Rechtsanwalt Daniel Saeger


Folgendes:

Freunde und ich sind in einem Nachtclub. Ein Freund (C) wird dabei erwischt, wie er unerlaubt im Innenbereich raucht. Ein Türsteher kommt, will ihn rausschmeißen und fängt an ihn zu schubsen. Ich und ein Freund (B) sehen das und gehen dazwischen, da sich der Türsteher aggressiv verhalten hat.
Wir haben probiert die Sache zu deeskalieren (was im Nachhinein zu dem genauen Gegenteil geführt hat). Wir sind hin und wollten prinzipiell nur Zwischen Türsteher und C gegangen und wollten ihn beschwichtigen, C noch eine Chance zugeben. Direkt kam der andere Türsteher und wir wurden beide aus dem Club gezerrt. Auf dem Weg zum Ausgang bekam B vom Türsteher zwei Schläge ins Gesicht,als er noch nach seiner Jacke gefragt hat, die nicht notwendig waren, da Ich und B keine körperliche Gegenwehr geleistet haben.
Als ich vor dem Club war, ist mir aufgefallen dass ich auch keine Jacke habe und als ich kurz wieder rein bin habe ich direkt einen Schlag auf die Nase bekommen (Nasenbruch, Nasenblut etc).
Wegen diesen Schlägen, die nicht gerechtfertigt waren, wurde direkt die Polizei gerufen.
Polizei nimmt alles auf.
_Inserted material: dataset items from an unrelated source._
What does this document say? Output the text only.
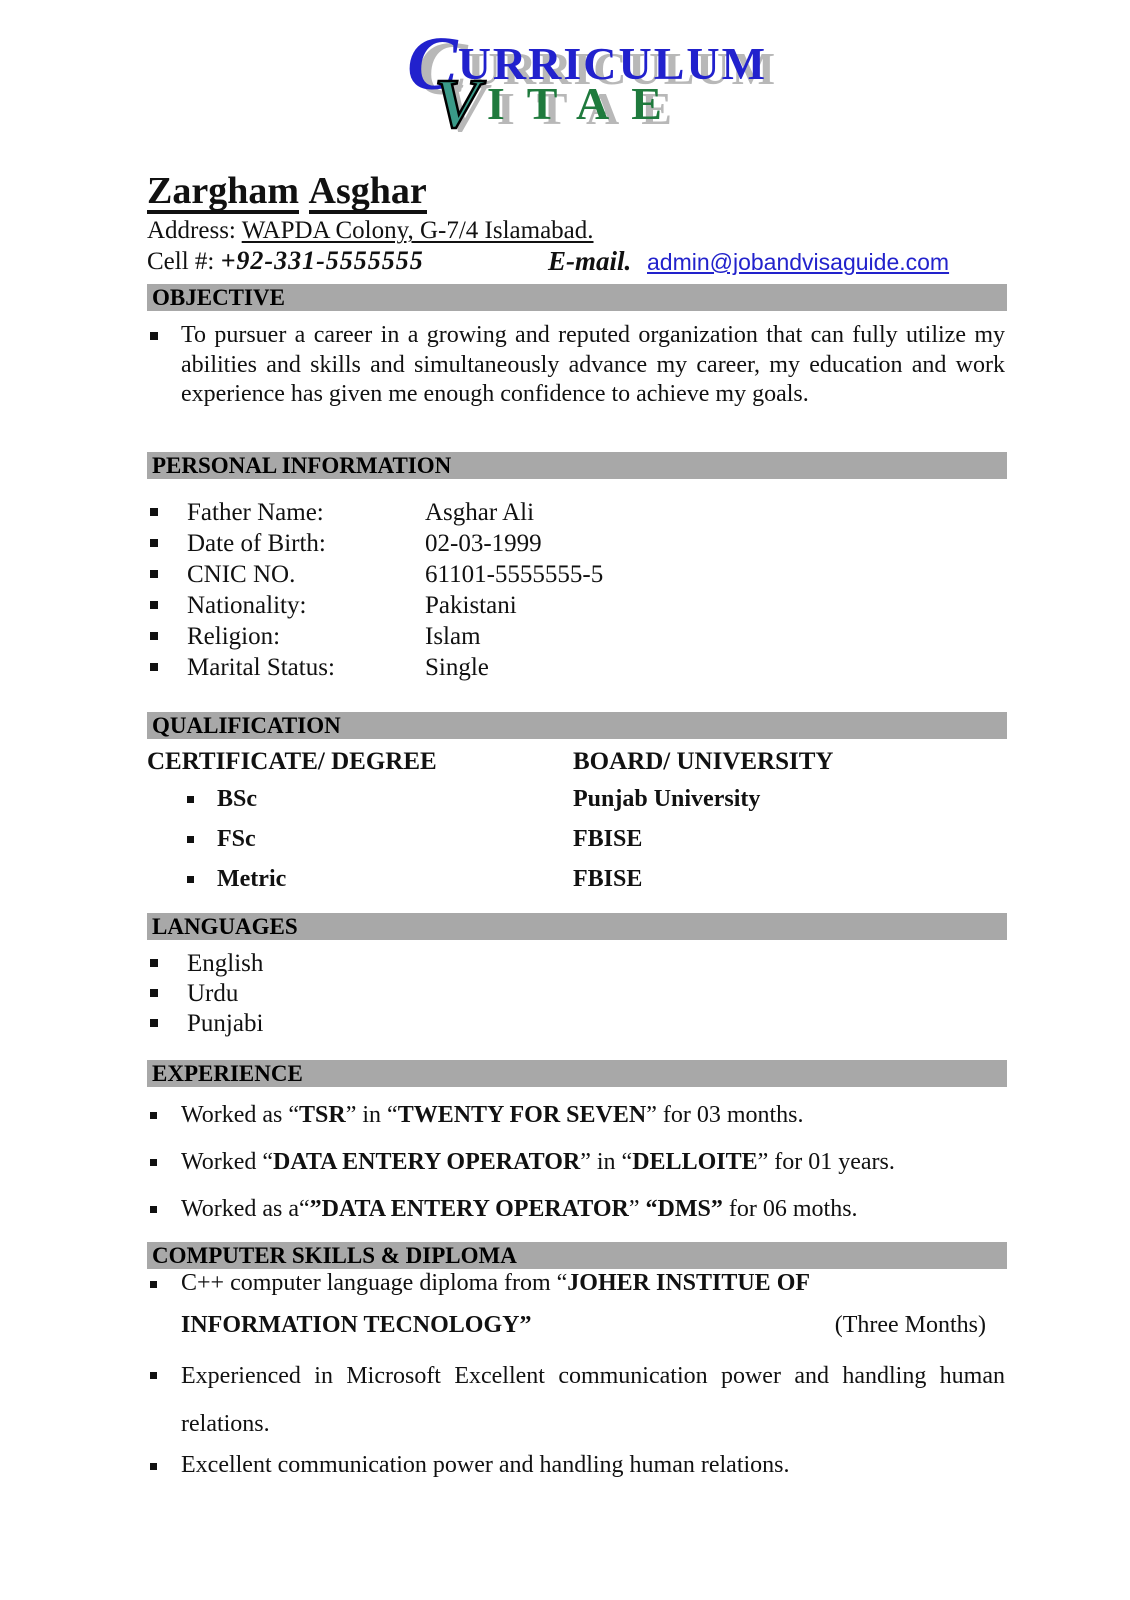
CURRICULUM
VITAE
Zargham Asghar
Address: WAPDA Colony, G-7/4 Islamabad.
Cell #: +92-331-5555555	E-mail. admin@jobandvisaguide.com
OBJECTIVE
To pursuer a career in a growing and reputed organization that can fully utilize my abilities and skills and simultaneously advance my career, my education and work experience has given me enough confidence to achieve my goals.
PERSONAL INFORMATION
Father Name:	Asghar Ali
Date of Birth:	02-03-1999
CNIC NO.	61101-5555555-5
Nationality:	Pakistani
Religion:	Islam
Marital Status:	Single
QUALIFICATION
CERTIFICATE/ DEGREE	BOARD/ UNIVERSITY
BSc	Punjab University
FSc	FBISE
Metric	FBISE
LANGUAGES
English
Urdu
Punjabi
EXPERIENCE
Worked as “TSR” in “TWENTY FOR SEVEN” for 03 months.
Worked “DATA ENTERY OPERATOR” in “DELLOITE” for 01 years.
Worked as a“”DATA ENTERY OPERATOR” “DMS” for 06 moths.
COMPUTER SKILLS & DIPLOMA
C++ computer language diploma from “JOHER INSTITUE OF
INFORMATION TECNOLOGY”	(Three Months)
Experienced in Microsoft Excellent communication power and handling human relations.
Excellent communication power and handling human relations.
Da ich sehr aufgebracht war wegen meiner Nase und gutem Alkoholpegel habe ich wohl gesagt "wer geht denn zur Polizei, da gehen nur die Dummen hin" und habe prompt noch eine Anzeige wegen Beamtenbeleidigung bekommen.
Außerdem wurden zwei Zeugen vernommen. Diese haben ausgesagt, dass wir( A und B) uns ohne gegenwehr haben "abführen" lassen und die Schläge vom Türsteher gegenüber B ohne gerechtfertigten Grund kamen.

Also ich tätige meine Aussage als Geschädigter und schildere (in etwa wie hier) den Sachbestand per E-Mail dem Polizisten, da ich eigentlich in einem anderen Bundesland wohne. Dabei habe ich auch gesagt das wir betrunken waren.
einen Alkoholtest haben wir verweigert als die Polizei kam an dem Abend.

Nun hat der Türsteher ausgesagt, und stellt den Tatverlauf anders da.
Er schildert, dass ich, als C wegen dem Rauchen rausgeschmissen wird, ihm von hinten auf den Kopf schlage, dann B den Türsteher in den Schwitzkasten nimmt und ich und C ihm weiter von hinten auf den Kopf schlagen.
Dann sagt er ich hätte ihn noch mehrfach Beleidigt (ich ficke deine mutter etc)

Jetzt habe ich also eine Anzeige wegen gefährlicher Körperverletzung und Beleidigung, aufgrund der Sachen die der Türsteher ausgesagt hat, plus Beamtenbeleidigung.

Draußen war eine Überwachungskamera, die zeigt wie ich unverletzt aus dem Club komme, reingehe und verletzt wieder rauskomme.

C wurde bei der Polizei nicht genannt, da er ja nur geraucht hat. Jetzt wird ihm allerdings auch die gef. Körperverletzung vorgeworfen.

Die Geschichte vom Türsteher wird wohl vom anderen Türsteher bestätigt werden. Ob es andere Zeugen außer den bereits genannten gab, weiß ich nicht. C könnte notfalls auch Aussagen, möchte dies aber nur wenn es unbedingt sein muss.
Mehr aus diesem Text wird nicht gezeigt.